The incident was a good indicator of how far Depeche Mode’s popularity has grown in the U.S. since its first American top 20 hit, “People Are People,” in 1985.

“Personal Jesus,” released in 1989, went on to be one of the year’s best-selling 12-inch recordings and the group’s first U.S. gold single.

The group became certifiable superstars when 1990’s “Violator” album went multiplatinum, selling 6 million units. The accompanying tour brought Depeche Mode to stadiums and an estimated audience of 1.2 million in eight months.

“Songs of Faith and Devotion” (Sire Records) arrives in stores tomorrow, three years after the “Violator” success story.

Lead singer Dave Gahan has virtually changed his image by growing a beard and long hair, a departure from his previous stubble. The album also shows change, with Depeche Mode using outside musicians for the first time (including a 28 -piece orchestra) and showing the influence of songwriter Martin Gore’s interest in gospel.

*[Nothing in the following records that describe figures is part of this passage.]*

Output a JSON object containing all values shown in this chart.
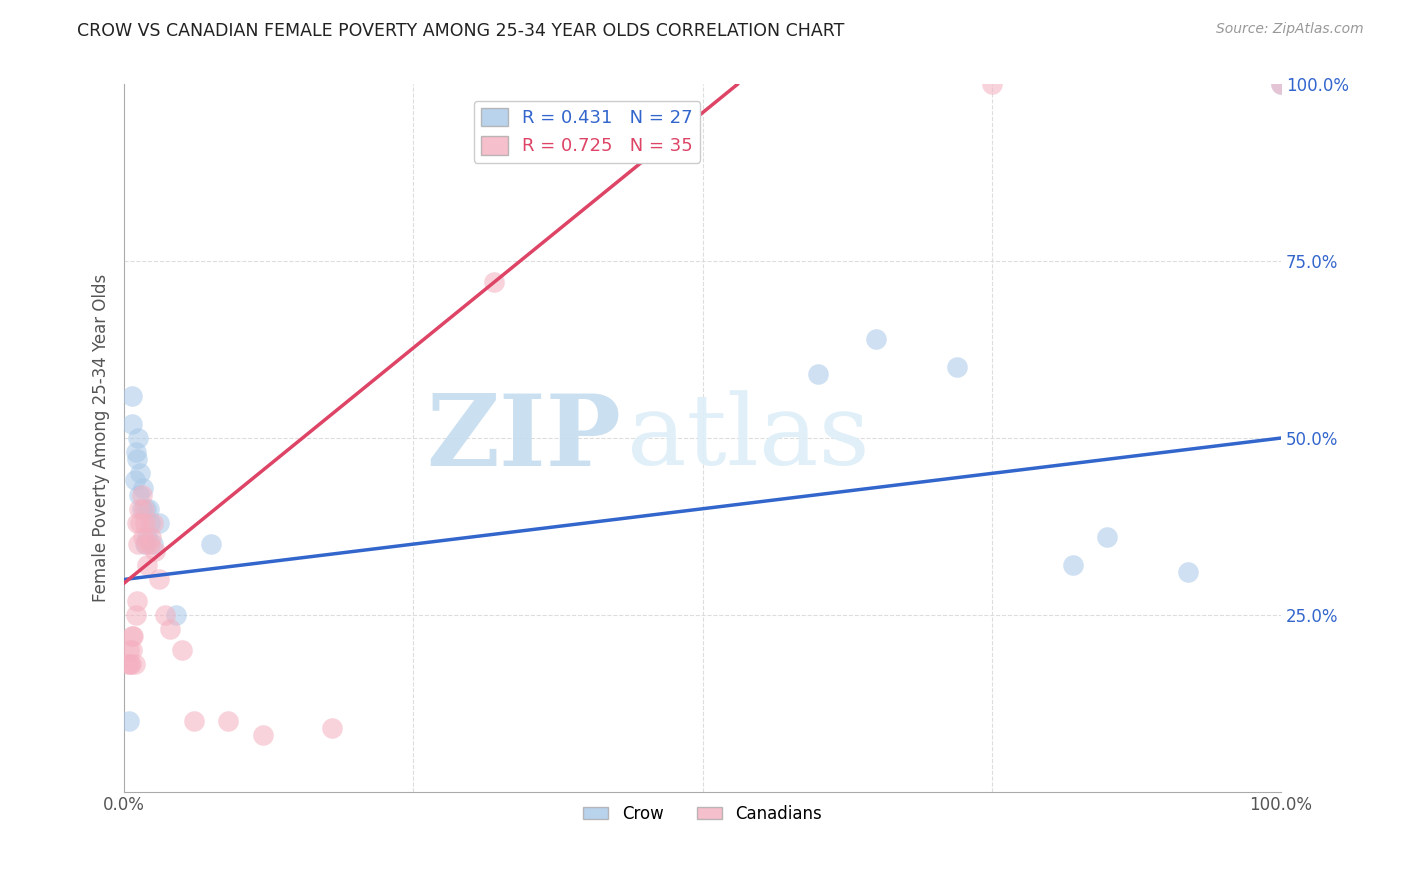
{
  "title": "CROW VS CANADIAN FEMALE POVERTY AMONG 25-34 YEAR OLDS CORRELATION CHART",
  "source": "Source: ZipAtlas.com",
  "ylabel": "Female Poverty Among 25-34 Year Olds",
  "crow_R": 0.431,
  "crow_N": 27,
  "canadian_R": 0.725,
  "canadian_N": 35,
  "crow_color": "#a8c8e8",
  "canadian_color": "#f4b0c0",
  "crow_line_color": "#3366cc",
  "canadian_line_color": "#dd4466",
  "watermark_zip": "ZIP",
  "watermark_atlas": "atlas",
  "crow_points_x": [
    0.004,
    0.007,
    0.007,
    0.009,
    0.01,
    0.011,
    0.012,
    0.013,
    0.014,
    0.015,
    0.016,
    0.018,
    0.019,
    0.02,
    0.021,
    0.022,
    0.025,
    0.03,
    0.045,
    0.075,
    0.6,
    0.65,
    0.72,
    0.82,
    0.85,
    0.92,
    1.0
  ],
  "crow_points_y": [
    0.1,
    0.56,
    0.52,
    0.44,
    0.48,
    0.47,
    0.5,
    0.42,
    0.45,
    0.4,
    0.43,
    0.35,
    0.4,
    0.36,
    0.4,
    0.38,
    0.35,
    0.38,
    0.25,
    0.35,
    0.59,
    0.64,
    0.6,
    0.32,
    0.36,
    0.31,
    1.0
  ],
  "canadian_points_x": [
    0.003,
    0.004,
    0.005,
    0.006,
    0.007,
    0.007,
    0.008,
    0.009,
    0.01,
    0.011,
    0.011,
    0.012,
    0.013,
    0.014,
    0.015,
    0.016,
    0.017,
    0.018,
    0.019,
    0.02,
    0.022,
    0.023,
    0.025,
    0.027,
    0.03,
    0.035,
    0.04,
    0.05,
    0.06,
    0.09,
    0.12,
    0.18,
    0.32,
    0.75,
    1.0
  ],
  "canadian_points_y": [
    0.18,
    0.2,
    0.18,
    0.18,
    0.2,
    0.22,
    0.22,
    0.18,
    0.25,
    0.27,
    0.38,
    0.35,
    0.4,
    0.38,
    0.42,
    0.36,
    0.4,
    0.38,
    0.35,
    0.32,
    0.35,
    0.36,
    0.38,
    0.34,
    0.3,
    0.25,
    0.23,
    0.2,
    0.1,
    0.1,
    0.08,
    0.09,
    0.72,
    1.0,
    1.0
  ],
  "crow_line": [
    0.0,
    1.0,
    0.3,
    0.5
  ],
  "canadian_line": [
    0.0,
    0.53,
    0.295,
    1.0
  ],
  "xlim": [
    0.0,
    1.0
  ],
  "ylim": [
    0.0,
    1.0
  ],
  "xtick_positions": [
    0.0,
    1.0
  ],
  "xtick_labels": [
    "0.0%",
    "100.0%"
  ],
  "ytick_positions_right": [
    0.25,
    0.5,
    0.75,
    1.0
  ],
  "ytick_labels_right": [
    "25.0%",
    "50.0%",
    "75.0%",
    "100.0%"
  ],
  "grid_color": "#dddddd",
  "background_color": "#ffffff",
  "title_color": "#222222",
  "source_color": "#999999",
  "ylabel_color": "#555555"
}
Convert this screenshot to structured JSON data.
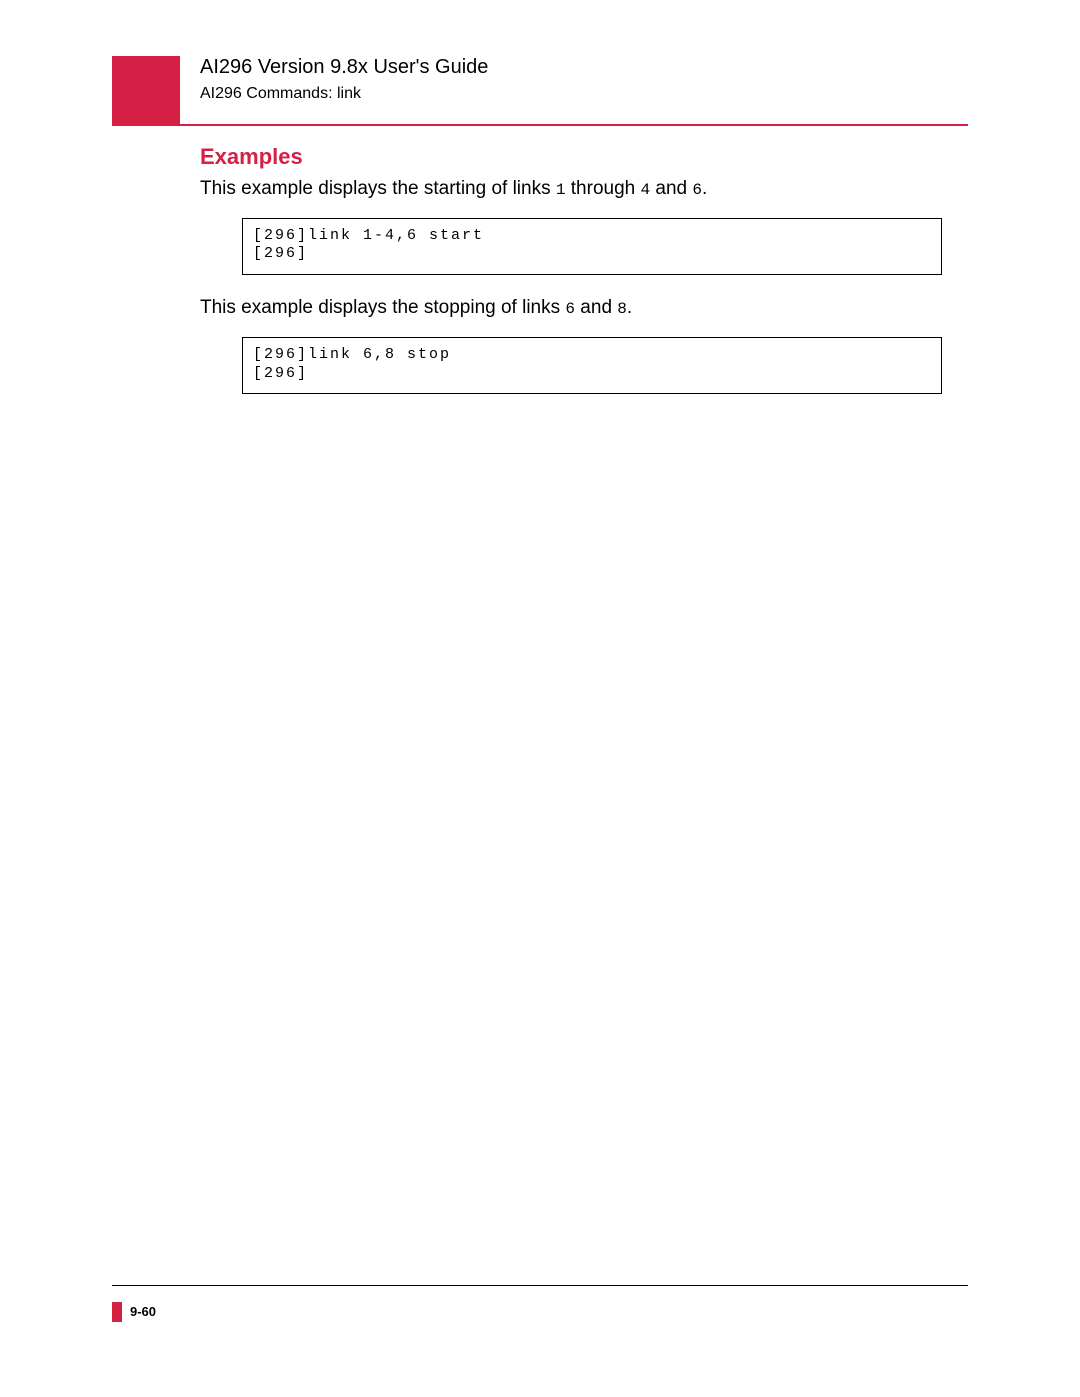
{
  "header": {
    "title": "AI296 Version 9.8x User's Guide",
    "subtitle": "AI296 Commands: link"
  },
  "section": {
    "heading": "Examples",
    "para1_pre": "This example displays the starting of links ",
    "para1_m1": "1",
    "para1_mid1": " through ",
    "para1_m2": "4",
    "para1_mid2": " and ",
    "para1_m3": "6",
    "para1_post": ".",
    "code1": "[296]link 1-4,6 start\n[296]",
    "para2_pre": "This example displays the stopping of links ",
    "para2_m1": "6",
    "para2_mid": " and ",
    "para2_m2": "8",
    "para2_post": ".",
    "code2": "[296]link 6,8 stop\n[296]"
  },
  "footer": {
    "page": "9-60"
  },
  "colors": {
    "accent": "#d61f45",
    "text": "#000000",
    "background": "#ffffff"
  }
}
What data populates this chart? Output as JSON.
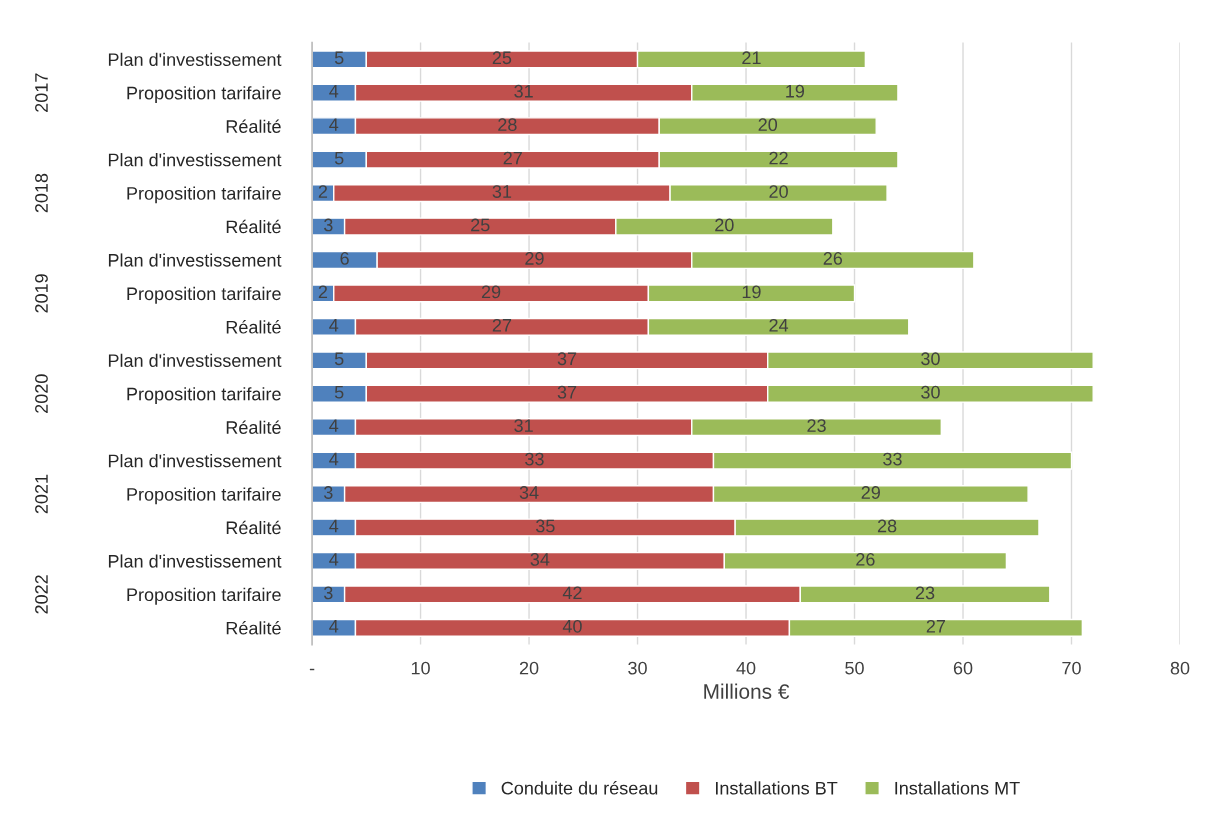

With more emphasis on guitars in addition to their trademark keyboards, “Songs” avoids the techno groove many observers anticipated. “We sort of reacted against that,” Fletcher said. “We always tend to do the unexpected.”

Early signs of success are good. The single “I Feel You” has jumped from No. 70 to No. 37 on the Billboard Hot 100 Singles chart after only two weeks. The video, directed by renowned photographer/director and longtime Depeche Mode collaborator Anton Corbijn, is an MTV exclusive and in heavy rotation.

Although Depeche Mode considered not touring behind this record, the upcoming stadium tour will end up being much longer than the “Violator” road show.